Low Pass in Formation

Diabetes Formation Flight USA 2013 is a formation flight of general aviation airplanes flown by pilots with diabetes which flew in formation from Council Bluffs Municipal Airport (KCBF) in Council Bluffs, Iowa to the EAA AirVenture airshow in Oshkosh, Wisconsin on July 29th, 2013.

A goal of DFFUSA 2013 is to allow participation from as many pilots with diabetes as possible. In support of this goal, it has been planned so that a wide variety of aircraft can participate.

Until 1997, piloting by individuals with insulin treated diabetes was completely prohibited throughout the world due to concerns of the dangers of low blood sugar during flight. With the advances in easy to use, portable blood sugar monitoring devices, and an intensive pre and in-flight blood sugar monitoring regimen, in 1997 pilots with well controlled insulin treated diabetes were allowed by the FAA to obtain medical certificates for private piloting.

Several other countries have followed and in some ways surpassed the lead of the US including Canada, Great Britain, and Australia. Canada has even allowed some pilots with insulin treated diabetes to fly commercially when using a rigorous blood sugar monitoring procedure, and the United Kingdom has recently updated its regulations to allow this as well.
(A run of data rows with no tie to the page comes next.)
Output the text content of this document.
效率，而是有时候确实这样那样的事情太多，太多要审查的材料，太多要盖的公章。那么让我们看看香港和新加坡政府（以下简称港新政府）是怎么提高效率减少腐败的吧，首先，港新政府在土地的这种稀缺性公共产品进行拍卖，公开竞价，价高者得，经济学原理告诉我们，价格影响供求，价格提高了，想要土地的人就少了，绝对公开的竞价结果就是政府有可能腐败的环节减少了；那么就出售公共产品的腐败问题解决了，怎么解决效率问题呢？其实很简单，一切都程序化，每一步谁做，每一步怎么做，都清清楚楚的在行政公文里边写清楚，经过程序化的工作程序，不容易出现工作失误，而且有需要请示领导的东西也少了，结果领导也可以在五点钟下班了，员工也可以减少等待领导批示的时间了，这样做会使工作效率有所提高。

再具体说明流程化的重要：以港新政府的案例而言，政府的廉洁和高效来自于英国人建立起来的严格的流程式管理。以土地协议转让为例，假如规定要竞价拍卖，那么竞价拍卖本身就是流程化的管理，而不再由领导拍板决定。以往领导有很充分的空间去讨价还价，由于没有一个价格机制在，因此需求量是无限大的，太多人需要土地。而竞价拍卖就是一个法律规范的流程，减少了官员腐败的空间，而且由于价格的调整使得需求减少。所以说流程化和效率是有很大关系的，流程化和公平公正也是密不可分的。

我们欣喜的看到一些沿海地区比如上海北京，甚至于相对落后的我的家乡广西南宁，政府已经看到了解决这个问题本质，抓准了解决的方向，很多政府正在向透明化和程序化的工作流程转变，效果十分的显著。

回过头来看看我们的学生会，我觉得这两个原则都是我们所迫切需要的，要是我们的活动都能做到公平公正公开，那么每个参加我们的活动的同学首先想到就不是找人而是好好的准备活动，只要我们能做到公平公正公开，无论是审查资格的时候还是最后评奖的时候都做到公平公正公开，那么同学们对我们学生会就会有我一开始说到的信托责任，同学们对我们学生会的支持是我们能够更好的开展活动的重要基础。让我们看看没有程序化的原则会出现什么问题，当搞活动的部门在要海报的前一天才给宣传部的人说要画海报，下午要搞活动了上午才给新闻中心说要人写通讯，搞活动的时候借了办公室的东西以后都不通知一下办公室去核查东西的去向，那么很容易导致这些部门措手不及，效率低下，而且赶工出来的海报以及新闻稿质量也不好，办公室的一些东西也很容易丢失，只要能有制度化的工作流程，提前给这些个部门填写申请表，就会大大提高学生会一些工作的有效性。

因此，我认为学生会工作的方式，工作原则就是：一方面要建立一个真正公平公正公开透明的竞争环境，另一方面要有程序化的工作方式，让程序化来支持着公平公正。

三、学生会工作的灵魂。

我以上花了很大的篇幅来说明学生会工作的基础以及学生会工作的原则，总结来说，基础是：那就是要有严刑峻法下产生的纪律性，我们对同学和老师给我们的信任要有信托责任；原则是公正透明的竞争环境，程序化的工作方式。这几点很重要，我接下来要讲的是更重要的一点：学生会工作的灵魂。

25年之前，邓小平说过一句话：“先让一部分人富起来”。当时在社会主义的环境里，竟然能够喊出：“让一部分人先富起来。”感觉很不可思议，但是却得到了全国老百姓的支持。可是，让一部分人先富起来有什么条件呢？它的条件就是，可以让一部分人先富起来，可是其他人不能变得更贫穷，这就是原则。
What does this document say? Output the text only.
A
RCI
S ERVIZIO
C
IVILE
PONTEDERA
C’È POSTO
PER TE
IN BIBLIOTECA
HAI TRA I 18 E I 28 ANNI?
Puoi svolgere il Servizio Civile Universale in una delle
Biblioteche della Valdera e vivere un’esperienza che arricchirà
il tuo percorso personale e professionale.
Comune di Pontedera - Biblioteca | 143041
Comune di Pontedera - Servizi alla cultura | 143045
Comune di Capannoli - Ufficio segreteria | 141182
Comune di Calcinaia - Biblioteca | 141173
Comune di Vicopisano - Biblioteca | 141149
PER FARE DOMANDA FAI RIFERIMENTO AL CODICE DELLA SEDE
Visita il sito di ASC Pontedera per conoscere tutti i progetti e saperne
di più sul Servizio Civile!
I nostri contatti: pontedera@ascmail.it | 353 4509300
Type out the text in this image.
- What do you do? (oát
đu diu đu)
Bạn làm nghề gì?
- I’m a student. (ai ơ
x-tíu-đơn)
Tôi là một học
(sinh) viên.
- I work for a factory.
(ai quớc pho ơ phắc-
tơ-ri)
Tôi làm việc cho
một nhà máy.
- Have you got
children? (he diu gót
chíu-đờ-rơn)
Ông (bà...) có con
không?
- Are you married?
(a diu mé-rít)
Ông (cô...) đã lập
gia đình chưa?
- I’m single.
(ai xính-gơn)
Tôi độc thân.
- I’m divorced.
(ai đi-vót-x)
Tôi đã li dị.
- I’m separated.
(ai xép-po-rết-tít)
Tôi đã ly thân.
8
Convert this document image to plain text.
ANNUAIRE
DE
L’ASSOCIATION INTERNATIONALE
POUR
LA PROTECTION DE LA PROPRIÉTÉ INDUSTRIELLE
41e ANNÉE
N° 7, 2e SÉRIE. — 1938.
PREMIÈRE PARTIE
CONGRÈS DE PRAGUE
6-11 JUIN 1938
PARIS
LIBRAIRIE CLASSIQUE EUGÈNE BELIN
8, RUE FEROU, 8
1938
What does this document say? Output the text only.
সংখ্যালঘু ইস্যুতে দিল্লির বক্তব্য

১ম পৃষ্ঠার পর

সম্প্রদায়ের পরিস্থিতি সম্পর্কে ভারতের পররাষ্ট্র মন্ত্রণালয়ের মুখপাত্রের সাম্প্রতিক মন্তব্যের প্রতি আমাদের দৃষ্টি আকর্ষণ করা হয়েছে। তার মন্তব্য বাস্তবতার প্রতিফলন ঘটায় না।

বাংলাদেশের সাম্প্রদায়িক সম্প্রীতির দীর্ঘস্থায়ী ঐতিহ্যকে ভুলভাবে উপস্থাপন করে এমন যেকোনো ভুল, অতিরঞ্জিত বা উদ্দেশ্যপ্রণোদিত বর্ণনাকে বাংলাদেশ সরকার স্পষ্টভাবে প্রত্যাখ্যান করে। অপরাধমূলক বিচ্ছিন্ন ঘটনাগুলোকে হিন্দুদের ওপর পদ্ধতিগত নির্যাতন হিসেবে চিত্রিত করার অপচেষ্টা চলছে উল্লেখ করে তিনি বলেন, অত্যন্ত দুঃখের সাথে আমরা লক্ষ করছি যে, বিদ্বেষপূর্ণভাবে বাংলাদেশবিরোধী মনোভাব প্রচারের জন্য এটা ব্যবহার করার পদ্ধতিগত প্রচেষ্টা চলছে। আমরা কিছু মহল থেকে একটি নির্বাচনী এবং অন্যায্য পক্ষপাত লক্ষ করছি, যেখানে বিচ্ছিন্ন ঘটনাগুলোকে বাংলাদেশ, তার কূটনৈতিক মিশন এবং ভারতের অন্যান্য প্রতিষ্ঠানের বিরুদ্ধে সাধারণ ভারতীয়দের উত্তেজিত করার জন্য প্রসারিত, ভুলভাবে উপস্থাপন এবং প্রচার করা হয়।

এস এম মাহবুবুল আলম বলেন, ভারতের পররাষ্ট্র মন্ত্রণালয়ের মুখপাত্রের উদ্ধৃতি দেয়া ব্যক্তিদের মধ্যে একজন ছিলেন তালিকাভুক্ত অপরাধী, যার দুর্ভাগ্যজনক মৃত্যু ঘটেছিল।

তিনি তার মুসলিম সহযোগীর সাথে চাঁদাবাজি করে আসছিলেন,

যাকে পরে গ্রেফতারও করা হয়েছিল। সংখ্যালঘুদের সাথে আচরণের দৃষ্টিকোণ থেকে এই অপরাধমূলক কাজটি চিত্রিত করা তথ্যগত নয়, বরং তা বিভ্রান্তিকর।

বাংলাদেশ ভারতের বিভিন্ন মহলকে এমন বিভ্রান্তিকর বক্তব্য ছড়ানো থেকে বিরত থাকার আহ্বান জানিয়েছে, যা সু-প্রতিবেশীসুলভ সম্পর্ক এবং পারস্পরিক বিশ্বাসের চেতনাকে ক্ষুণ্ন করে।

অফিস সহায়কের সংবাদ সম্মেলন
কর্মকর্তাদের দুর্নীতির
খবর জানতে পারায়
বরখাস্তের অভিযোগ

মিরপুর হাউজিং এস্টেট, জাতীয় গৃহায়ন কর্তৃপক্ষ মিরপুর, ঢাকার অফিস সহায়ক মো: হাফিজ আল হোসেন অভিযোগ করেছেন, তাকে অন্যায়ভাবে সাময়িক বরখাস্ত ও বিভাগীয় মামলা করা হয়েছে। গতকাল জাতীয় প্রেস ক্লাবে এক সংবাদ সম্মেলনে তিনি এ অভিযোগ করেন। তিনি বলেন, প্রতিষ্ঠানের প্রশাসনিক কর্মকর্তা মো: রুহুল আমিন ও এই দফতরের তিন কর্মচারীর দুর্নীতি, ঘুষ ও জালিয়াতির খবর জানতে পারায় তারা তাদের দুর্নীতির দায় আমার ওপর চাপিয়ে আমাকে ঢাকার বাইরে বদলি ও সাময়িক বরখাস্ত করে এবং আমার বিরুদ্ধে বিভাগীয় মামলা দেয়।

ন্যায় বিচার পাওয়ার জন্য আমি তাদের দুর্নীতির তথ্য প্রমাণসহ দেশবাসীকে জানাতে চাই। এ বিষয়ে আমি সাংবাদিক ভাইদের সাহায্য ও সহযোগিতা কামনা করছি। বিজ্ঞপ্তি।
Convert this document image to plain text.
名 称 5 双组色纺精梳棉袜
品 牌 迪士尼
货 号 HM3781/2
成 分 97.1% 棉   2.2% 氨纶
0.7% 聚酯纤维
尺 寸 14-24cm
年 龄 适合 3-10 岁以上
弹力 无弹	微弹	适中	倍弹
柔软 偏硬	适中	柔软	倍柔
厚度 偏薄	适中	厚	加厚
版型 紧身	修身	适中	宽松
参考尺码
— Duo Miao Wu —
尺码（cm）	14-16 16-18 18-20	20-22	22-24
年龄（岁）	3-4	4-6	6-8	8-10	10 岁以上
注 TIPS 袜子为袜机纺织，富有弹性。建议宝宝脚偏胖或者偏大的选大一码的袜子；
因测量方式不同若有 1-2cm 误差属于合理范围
The DFFUSA 2013 flight has several goals:

  • To raise diabetes awareness and funds for diabetes research.
  • To demonstrate that pilots with diabetes can safely fly challenging flights using the FAA’s protocol for private flying with insulin-dependent diabetes.
  • To illustrate how advances in diabetes monitoring and management make management of diabetes in flight a straightforward, safe, and simple part of flight operations.

Diabetes need not limit the scope of people’s dreams and ambitions.